Yes insurance companies are covering the EVAR procedure. The cost, when it is compared to the extended stay at the hospital and the expenses that are incurred for recovery of a full procedure versus having the stent inserted pretty much equal about the same amount of money, with the only difference being the patient coming in once a year for a check up and image, and that over the years adds a little more to the total bill, but again that can be done with an ultrasound to check and make sure the catheter is still in place and doing it’s job. Most patients who undergo the EVAR procedure do not experience any ICU time.
Return visits and screenings are important as you may remember the case in the news recently with John Ritter having an undiagnosed tear, so I am a big promoter of patients being screened. As mentioned before most aneurysms are found when patients are being consulted and treated for other health conditions as there really are no symptoms for most individuals. Medicare is also now paying for one screening for men who have every smoked at any time in their lifetime.
How long does it take you to prepare for surgery for this procedure?
It takes me about 15 minutes as I use the software imaging program to map and target exactly where the stent needs to be placed. By using the software I can rotate and move the image in any direction and this also helps in determining the size and brand of the device to be used for this patient. I have been doing the procedure for a while now and someone who is not as experienced or new might need an hour or so do accomplish the same with the software. The procedure itself takes about an hour and a half to complete.
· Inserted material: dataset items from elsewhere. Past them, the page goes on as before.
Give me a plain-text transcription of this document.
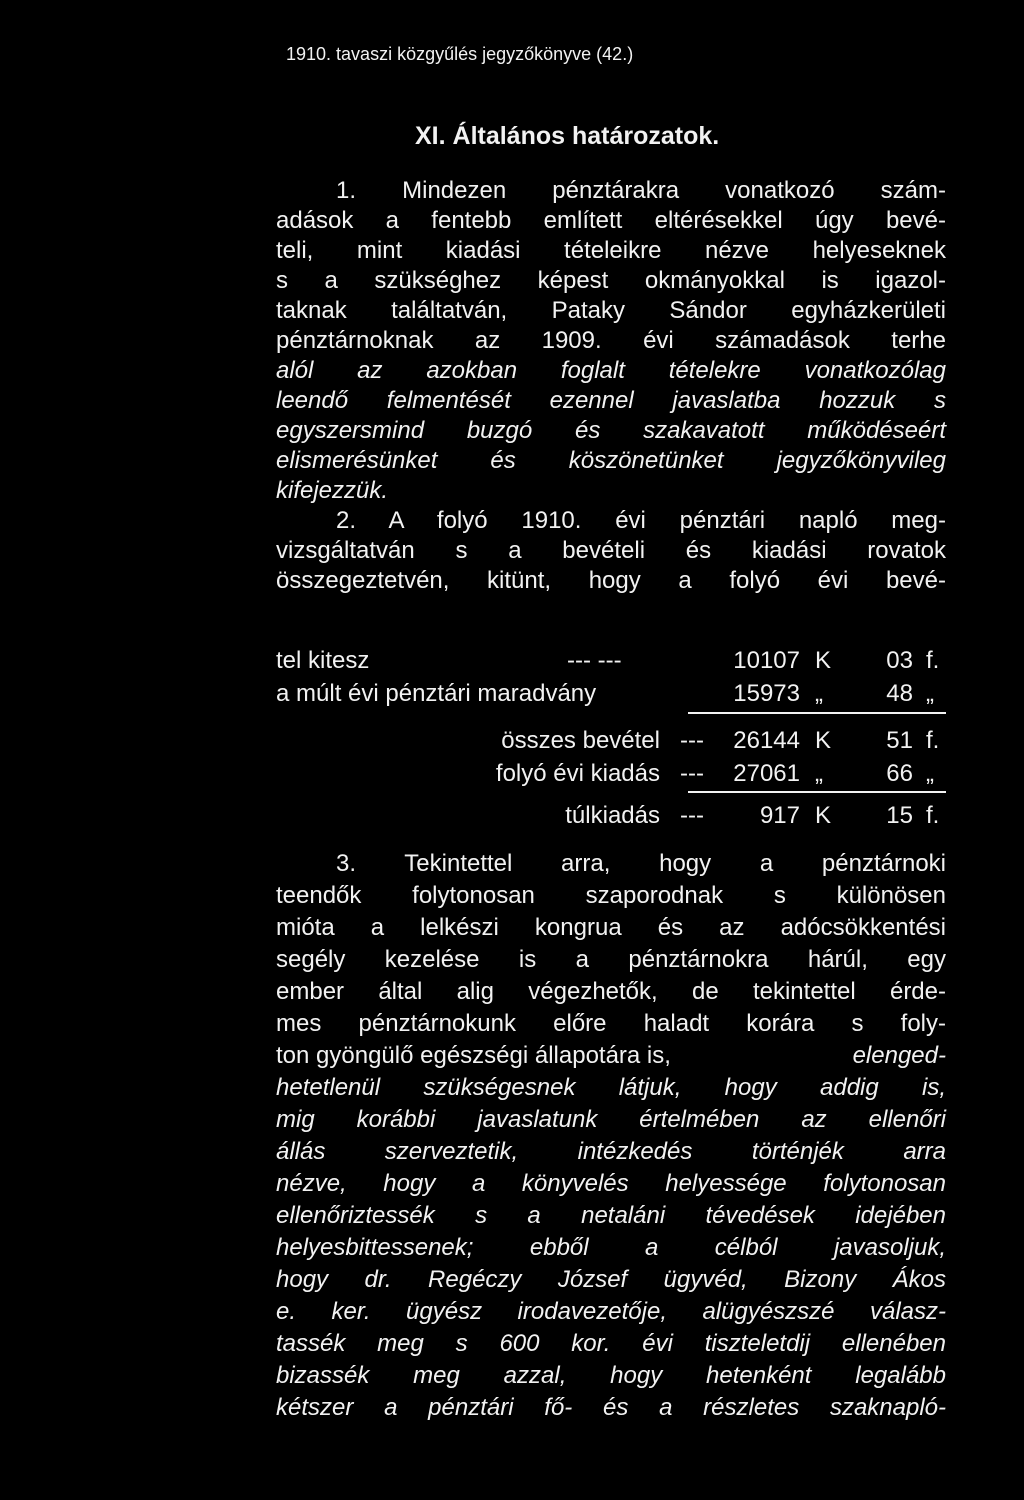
1910. tavaszi közgyűlés jegyzőkönyve (42.)
XI. Általános határozatok.
1. Mindezen pénztárakra vonatkozó szám-
adások a fentebb említett eltérésekkel úgy bevé-
teli, mint kiadási tételeikre nézve helyeseknek
s a szükséghez képest okmányokkal is igazol-
taknak találtatván, Pataky Sándor egyházkerületi
pénztárnoknak az 1909. évi számadások terhe
alól az azokban foglalt tételekre vonatkozólag
leendő felmentését ezennel javaslatba hozzuk s
egyszersmind buzgó és szakavatott működéseért
elismerésünket és köszönetünket jegyzőkönyvileg
kifejezzük.
2. A folyó 1910. évi pénztári napló meg-
vizsgáltatván s a bevételi és kiadási rovatok
összegeztetvén, kitünt, hogy a folyó évi bevé-
tel kitesz	--- ---	10107 K	03 f.
a múlt évi pénztári maradvány	15973 „	48 „
összes bevétel ---	26144 K	51 f.
folyó évi kiadás ---	27061 „	66 „
túlkiadás ---	917 K	15 f.
3. Tekintettel arra, hogy a pénztárnoki
teendők folytonosan szaporodnak s különösen
mióta a lelkészi kongrua és az adócsökkentési
segély kezelése is a pénztárnokra hárúl, egy
ember által alig végezhetők, de tekintettel érde-
mes pénztárnokunk előre haladt korára s foly-
ton gyöngülő egészségi állapotára is,	elenged-
hetetlenül szükségesnek látjuk, hogy addig is,
mig korábbi javaslatunk értelmében az ellenőri
állás szerveztetik, intézkedés történjék arra
nézve, hogy a könyvelés helyessége folytonosan
ellenőriztessék s a netaláni tévedések idejében
helyesbittessenek; ebből a célból javasoljuk,
hogy dr. Regéczy József ügyvéd, Bizony Ákos
e. ker. ügyész irodavezetője, alügyészszé válasz-
tassék meg s 600 kor. évi tiszteletdij ellenében
bizassék meg azzal, hogy hetenként legalább
kétszer a pénztári fő- és a részletes szaknapló-
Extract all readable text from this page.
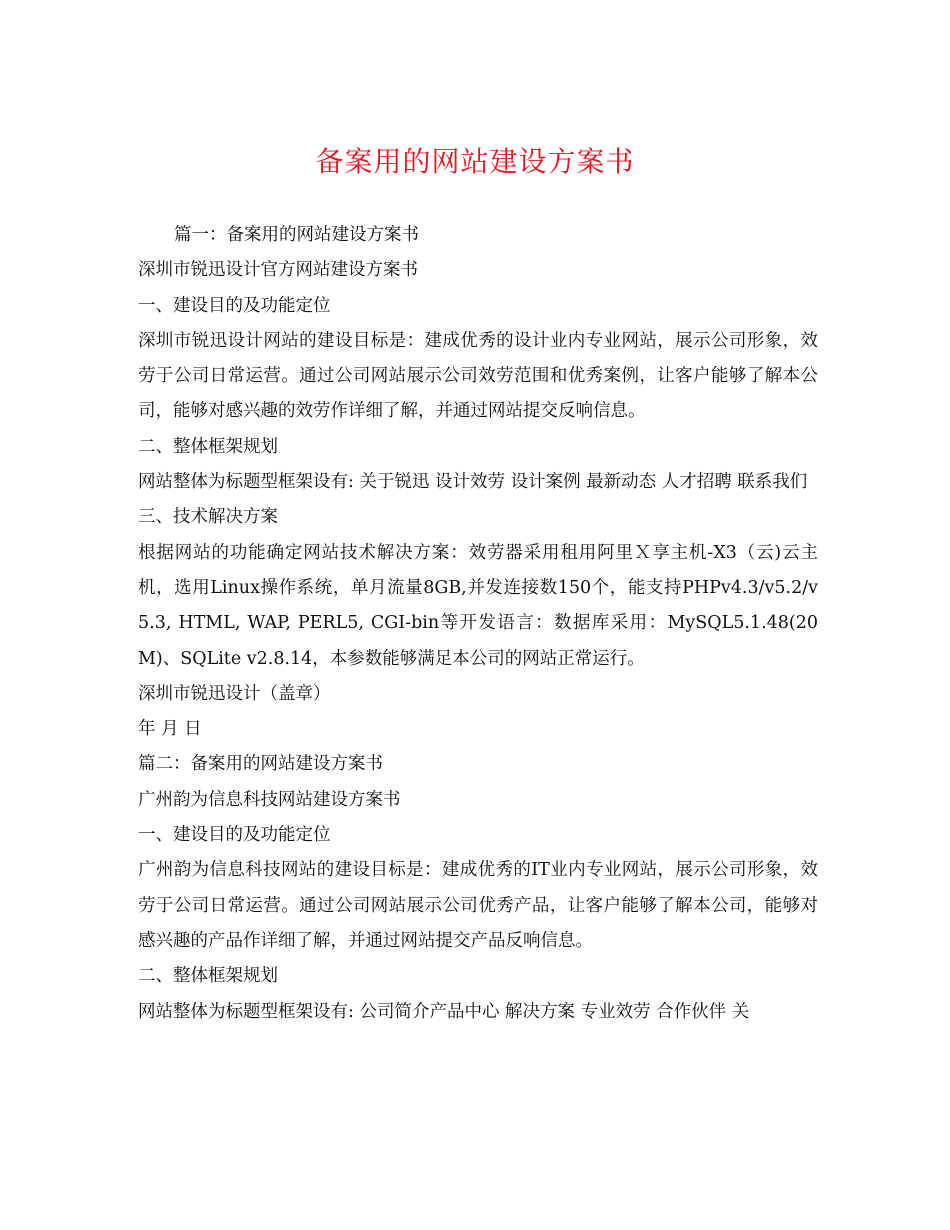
备案用的网站建设方案书

篇一：备案用的网站建设方案书

深圳市锐迅设计官方网站建设方案书

一、建设目的及功能定位

深圳市锐迅设计网站的建设目标是：建成优秀的设计业内专业网站，展示公司形象，效劳于公司日常运营。通过公司网站展示公司效劳范围和优秀案例，让客户能够了解本公司，能够对感兴趣的效劳作详细了解，并通过网站提交反响信息。

二、整体框架规划

网站整体为标题型框架设有: 关于锐迅 设计效劳 设计案例 最新动态 人才招聘 联系我们

三、技术解决方案

根据网站的功能确定网站技术解决方案：效劳器采用租用阿里Ｘ享主机-X3（云)云主机，选用Linux操作系统，单月流量8GB,并发连接数150个，能支持PHPv4.3/v5.2/v5.3, HTML, WAP, PERL5, CGI-bin等开发语言：数据库采用：MySQL5.1.48(20M)、SQLite v2.8.14，本参数能够满足本公司的网站正常运行。

深圳市锐迅设计（盖章）

年 月 日

篇二：备案用的网站建设方案书

广州韵为信息科技网站建设方案书

一、建设目的及功能定位

广州韵为信息科技网站的建设目标是：建成优秀的IT业内专业网站，展示公司形象，效劳于公司日常运营。通过公司网站展示公司优秀产品，让客户能够了解本公司，能够对感兴趣的产品作详细了解，并通过网站提交产品反响信息。

二、整体框架规划

网站整体为标题型框架设有: 公司简介产品中心 解决方案 专业效劳 合作伙伴 关
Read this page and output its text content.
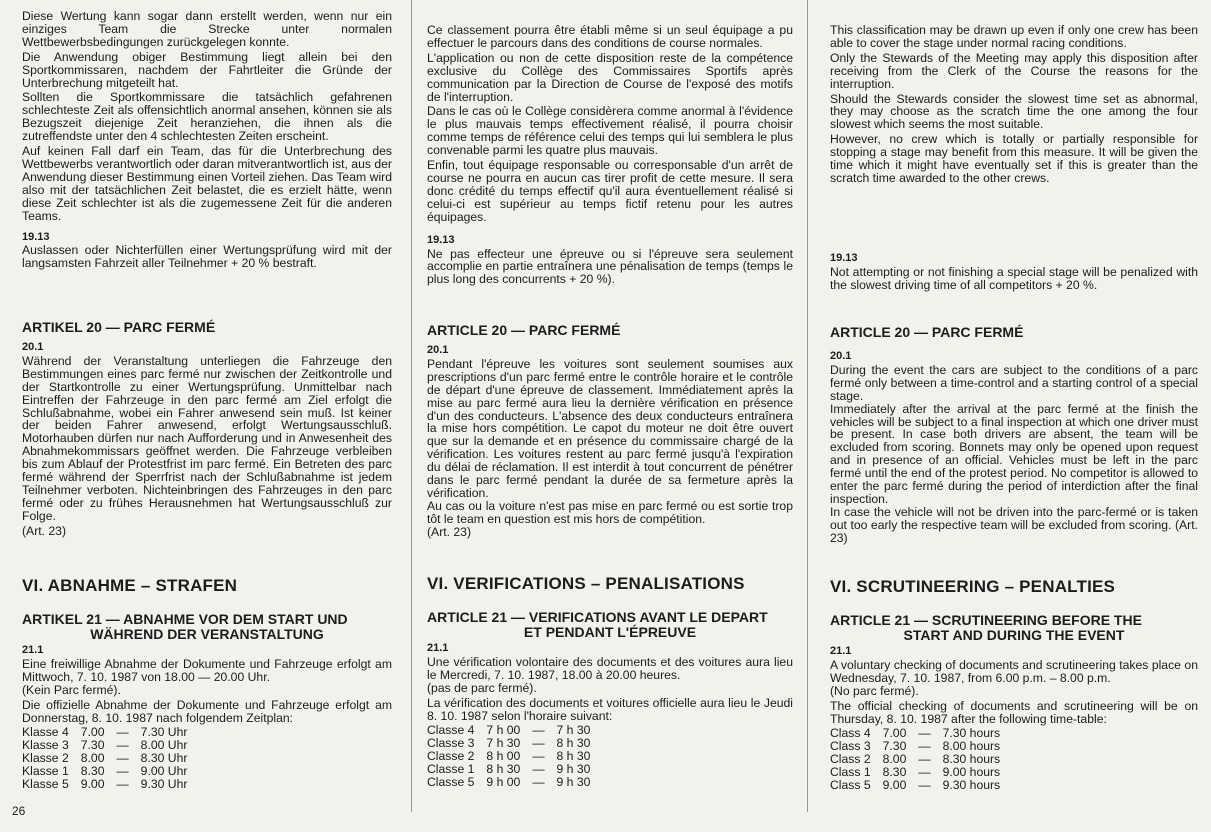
Diese Wertung kann sogar dann erstellt werden, wenn nur ein einziges Team die Strecke unter normalen Wettbewerbsbedingungen zurückgelegen konnte.

Die Anwendung obiger Bestimmung liegt allein bei den Sportkommissaren, nachdem der Fahrtleiter die Gründe der Unterbrechung mitgeteilt hat.

Sollten die Sportkommissare die tatsächlich gefahrenen schlechteste Zeit als offensichtlich anormal ansehen, können sie als Bezugszeit diejenige Zeit heranziehen, die ihnen als die zutreffendste unter den 4 schlechtesten Zeiten erscheint.

Auf keinen Fall darf ein Team, das für die Unterbrechung des Wettbewerbs verantwortlich oder daran mitverantwortlich ist, aus der Anwendung dieser Bestimmung einen Vorteil ziehen. Das Team wird also mit der tatsächlichen Zeit belastet, die es erzielt hätte, wenn diese Zeit schlechter ist als die zugemessene Zeit für die anderen Teams.

19.13

Auslassen oder Nichterfüllen einer Wertungsprüfung wird mit der langsamsten Fahrzeit aller Teilnehmer + 20 % bestraft.

ARTIKEL 20 — PARC FERMÉ
20.1

Während der Veranstaltung unterliegen die Fahrzeuge den Bestimmungen eines parc fermé nur zwischen der Zeitkontrolle und der Startkontrolle zu einer Wertungsprüfung. Unmittelbar nach Eintreffen der Fahrzeuge in den parc fermé am Ziel erfolgt die Schlußabnahme, wobei ein Fahrer anwesend sein muß. Ist keiner der beiden Fahrer anwesend, erfolgt Wertungsausschluß. Motorhauben dürfen nur nach Aufforderung und in Anwesenheit des Abnahmekommissars geöffnet werden. Die Fahrzeuge verbleiben bis zum Ablauf der Protestfrist im parc fermé. Ein Betreten des parc fermé während der Sperrfrist nach der Schlußabnahme ist jedem Teilnehmer verboten. Nichteinbringen des Fahrzeuges in den parc fermé oder zu frühes Herausnehmen hat Wertungsausschluß zur Folge.

(Art. 23)

VI. ABNAHME – STRAFEN
ARTIKEL 21 — ABNAHME VOR DEM START UND
WÄHREND DER VERANSTALTUNG
21.1

Eine freiwillige Abnahme der Dokumente und Fahrzeuge erfolgt am Mittwoch, 7. 10. 1987 von 18.00 — 20.00 Uhr.

(Kein Parc fermé).

Die offizielle Abnahme der Dokumente und Fahrzeuge erfolgt am Donnerstag, 8. 10. 1987 nach folgendem Zeitplan:

Klasse 4	7.00	—	7.30 Uhr
Klasse 3	7.30	—	8.00 Uhr
Klasse 2	8.00	—	8.30 Uhr
Klasse 1	8.30	—	9.00 Uhr
Klasse 5	9.00	—	9.30 Uhr

Ce classement pourra être établi même si un seul équipage a pu effectuer le parcours dans des conditions de course normales.

L'application ou non de cette disposition reste de la compétence exclusive du Collège des Commissaires Sportifs après communication par la Direction de Course de l'exposé des motifs de l'interruption.

Dans le cas où le Collège considèrera comme anormal à l'évidence le plus mauvais temps effectivement réalisé, il pourra choisir comme temps de référence celui des temps qui lui semblera le plus convenable parmi les quatre plus mauvais.

Enfin, tout équipage responsable ou corresponsable d'un arrêt de course ne pourra en aucun cas tirer profit de cette mesure. Il sera donc crédité du temps effectif qu'il aura éventuellement réalisé si celui-ci est supérieur au temps fictif retenu pour les autres équipages.

19.13

Ne pas effecteur une épreuve ou si l'épreuve sera seulement accomplie en partie entraînera une pénalisation de temps (temps le plus long des concurrents + 20 %).

ARTICLE 20 — PARC FERMÉ
20.1

Pendant l'épreuve les voitures sont seulement soumises aux prescriptions d'un parc fermé entre le contrôle horaire et le contrôle de départ d'une épreuve de classement. Immédiatement après la mise au parc fermé aura lieu la dernière vérification en présence d'un des conducteurs. L'absence des deux conducteurs entraînera la mise hors compétition. Le capot du moteur ne doit être ouvert que sur la demande et en présence du commissaire chargé de la vérification. Les voitures restent au parc fermé jusqu'à l'expiration du délai de réclamation. Il est interdit à tout concurrent de pénétrer dans le parc fermé pendant la durée de sa fermeture après la vérification.

Au cas ou la voiture n'est pas mise en parc fermé ou est sortie trop tôt le team en question est mis hors de compétition.

(Art. 23)

VI. VERIFICATIONS – PENALISATIONS
ARTICLE 21 — VERIFICATIONS AVANT LE DEPART
ET PENDANT L'ÉPREUVE
21.1

Une vérification volontaire des documents et des voitures aura lieu le Mercredi, 7. 10. 1987, 18.00 à 20.00 heures.

(pas de parc fermé).

La vérification des documents et voitures officielle aura lieu le Jeudi 8. 10. 1987 selon l'horaire suivant:

Classe 4	7 h 00	—	7 h 30
Classe 3	7 h 30	—	8 h 30
Classe 2	8 h 00	—	8 h 30
Classe 1	8 h 30	—	9 h 30
Classe 5	9 h 00	—	9 h 30

This classification may be drawn up even if only one crew has been able to cover the stage under normal racing conditions.

Only the Stewards of the Meeting may apply this disposition after receiving from the Clerk of the Course the reasons for the interruption.

Should the Stewards consider the slowest time set as abnormal, they may choose as the scratch time the one among the four slowest which seems the most suitable.

However, no crew which is totally or partially responsible for stopping a stage may benefit from this measure. It will be given the time which it might have eventually set if this is greater than the scratch time awarded to the other crews.

19.13

Not attempting or not finishing a special stage will be penalized with the slowest driving time of all competitors + 20 %.

ARTICLE 20 — PARC FERMÉ
20.1

During the event the cars are subject to the conditions of a parc fermé only between a time-control and a starting control of a special stage.

Immediately after the arrival at the parc fermé at the finish the vehicles will be subject to a final inspection at which one driver must be present. In case both drivers are absent, the team will be excluded from scoring. Bonnets may only be opened upon request and in presence of an official. Vehicles must be left in the parc fermé until the end of the protest period. No competitor is allowed to enter the parc fermé during the period of interdiction after the final inspection.

In case the vehicle will not be driven into the parc-fermé or is taken out too early the respective team will be excluded from scoring. (Art. 23)

VI. SCRUTINEERING – PENALTIES
ARTICLE 21 — SCRUTINEERING BEFORE THE
START AND DURING THE EVENT
21.1

A voluntary checking of documents and scrutineering takes place on Wednesday, 7. 10. 1987, from 6.00 p.m. – 8.00 p.m.

(No parc fermé).

The official checking of documents and scrutineering will be on Thursday, 8. 10. 1987 after the following time-table:

Class 4	7.00	—	7.30 hours
Class 3	7.30	—	8.00 hours
Class 2	8.00	—	8.30 hours
Class 1	8.30	—	9.00 hours
Class 5	9.00	—	9.30 hours
26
At present there are 5 of us at Yale who perform the EVAR procedure.
I read so much today about telemedicine, can this procedure be done remotely?
As of today, no, as there are no robotics involved here and that is pretty much how surgery is done from a remote location.
How do most patients react to the opportunity to have a procedure that is minimally invasive and allows a shorter recovery time?
Patients are basically the focal point driving the surgical technology as we see it today. Shorter recovery times coupled with procedures that involve either one small or no incision are very much in demand and I look for the same to continue for years to come.
Thank you very much for your time and in turn it was a good educational process for me as well!